文教のセキュリティネットワーク導入事例集

学部ごとに異なる認証フローを持つ校内ネットワーク

国立大学法人 香川大学
総合情報センター/創造工学部
造形・メディアデザインコース
准教授 博士(工学)
後藤田 中 氏

 国立大学法人 香川大学(以下、香川大学)は、うどん店がひしめき合う高松市中心部と、希少糖の生産地である木田郡三木町に広がる4キャンパス内に6学部を有する総合大学である。「世界水準の教育研究活動により、創造的で人間性豊かな専門職業人・研究者を養成し、地域社会をリードする」ことを理念に掲げ、イギリスの教育専門誌タイムズ・ハイヤー・エデュケーションの発表する「アジア大学ランキング2018」の175位にランクインするなど、国際的にも高い評価を得ている。

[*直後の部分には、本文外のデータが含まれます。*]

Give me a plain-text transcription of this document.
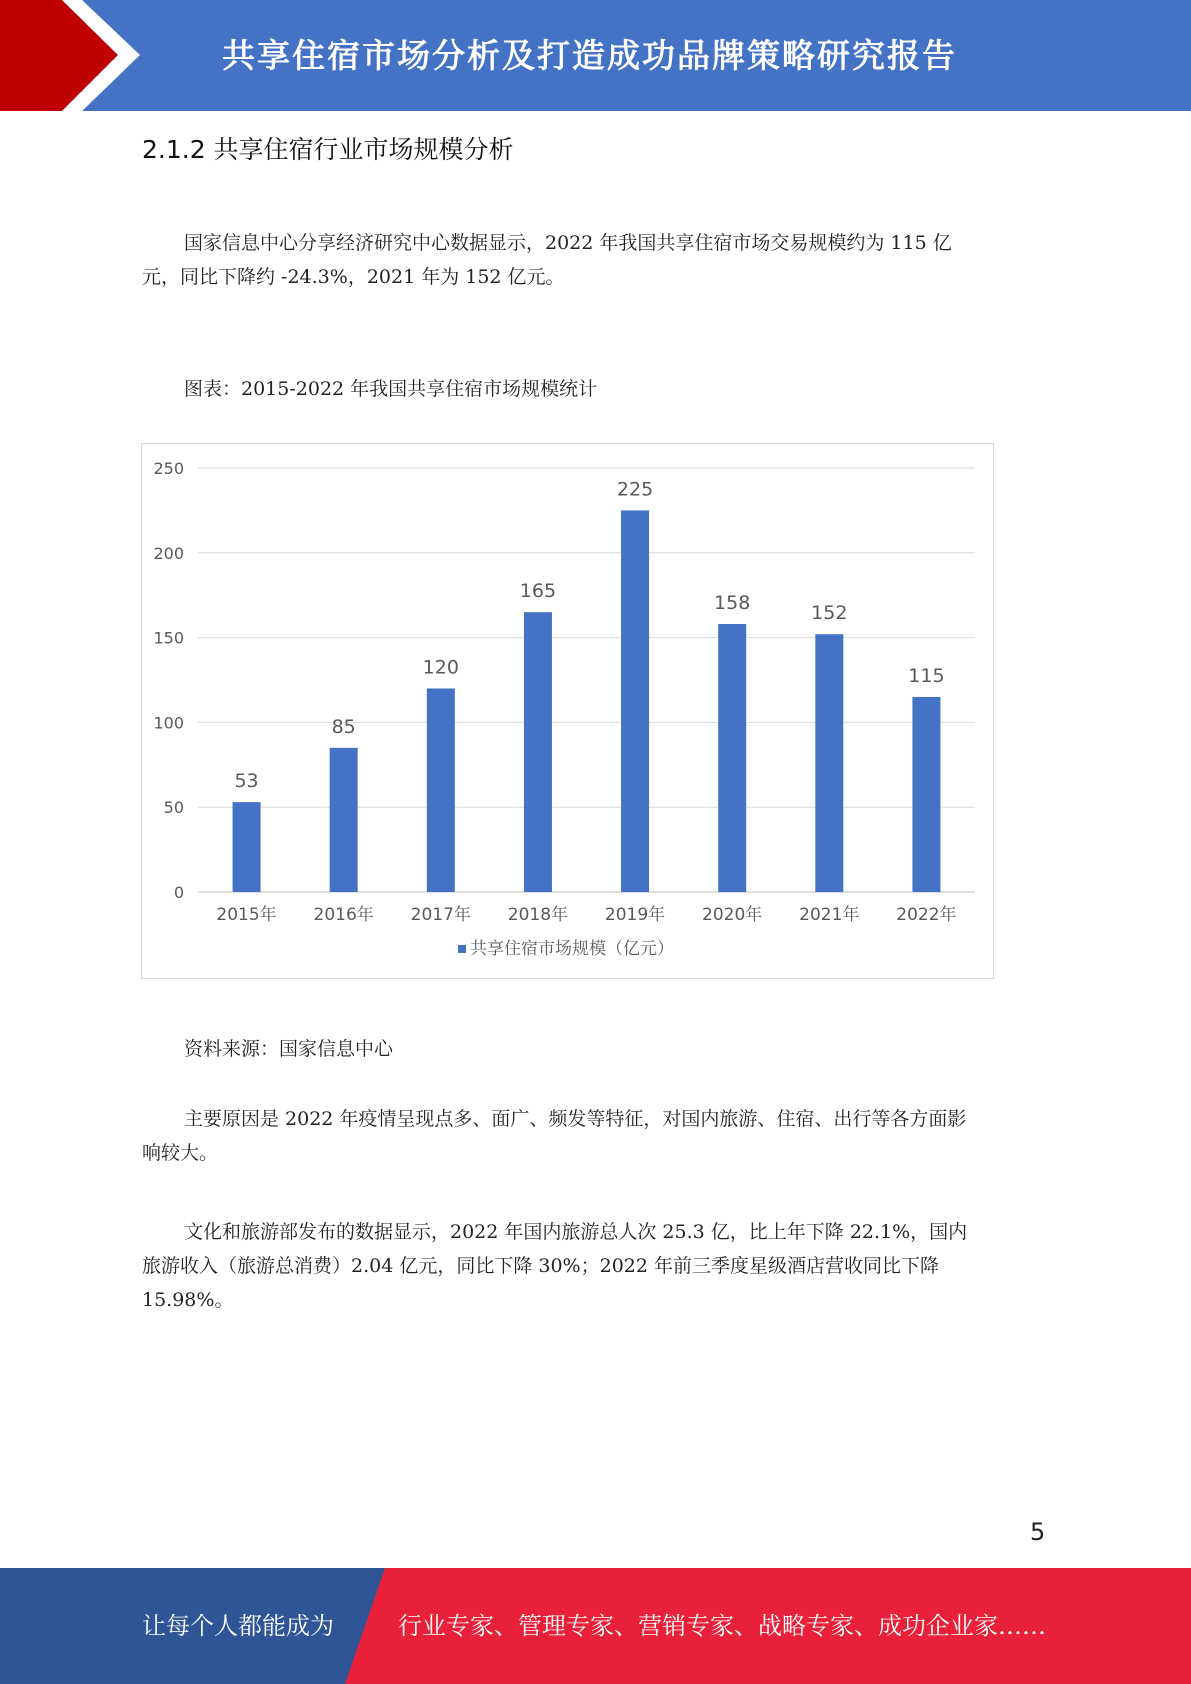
共享住宿市场分析及打造成功品牌策略研究报告
2.1.2 共享住宿行业市场规模分析
国家信息中心分享经济研究中心数据显示，2022 年我国共享住宿市场交易规模约为 115 亿
元，同比下降约 -24.3%，2021 年为 152 亿元。
图表：2015-2022 年我国共享住宿市场规模统计
0
50
100
150
200
250
53
2015年
85
2016年
120
2017年
165
2018年
225
2019年
158
2020年
152
2021年
115
2022年
共享住宿市场规模（亿元）
资料来源：国家信息中心
主要原因是 2022 年疫情呈现点多、面广、频发等特征，对国内旅游、住宿、出行等各方面影
响较大。
文化和旅游部发布的数据显示，2022 年国内旅游总人次 25.3 亿，比上年下降 22.1%，国内
旅游收入（旅游总消费）2.04 亿元，同比下降 30%；2022 年前三季度星级酒店营收同比下降
15.98%。
5
让每个人都能成为	行业专家、管理专家、营销专家、战略专家、成功企业家……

 その沿革は、1949年に香川師範学校/香川青年師範学校(現在の教育学部)と高松経済専門学校(現在の経済学部)を母体に誕生したことに端を発する。その後、法学部と工学部の設立、香川県立農科大学(現在の農学部)、香川医科大学(現在の医学部)の統合を経て現在の形に発展してきた。「このように個々の特性が違う学校の集合体なので、部局ごとに必要なセキュリティポリシーが異なります。よって校内ネットワークの認証フローも異なっているのです」と、香川大学 総合情報センター/創造工学部 造形・メディアデザインコース 准教授 後藤田 中氏は、校内ネットワークの状況を説明する。

 今回のネットワークリプレイスでは、この部局ごとに異なる認証フローが課題の中心となった。「以前のシステムから既にMACアドレスの自動申請と認証の運用はできていましたが、セキュリティポリシーの差異については対応に苦労していました。次期リプレイスの前提条件として現状のユーザーの利便性を変更しないことと、キャンパスごとのセキュリティポリシーを柔軟に対応することが、新しいシステムの大きなポイントでした」と香川大学 学術・地域連携推進室 情報グループチーフの末廣 紀史氏は語る。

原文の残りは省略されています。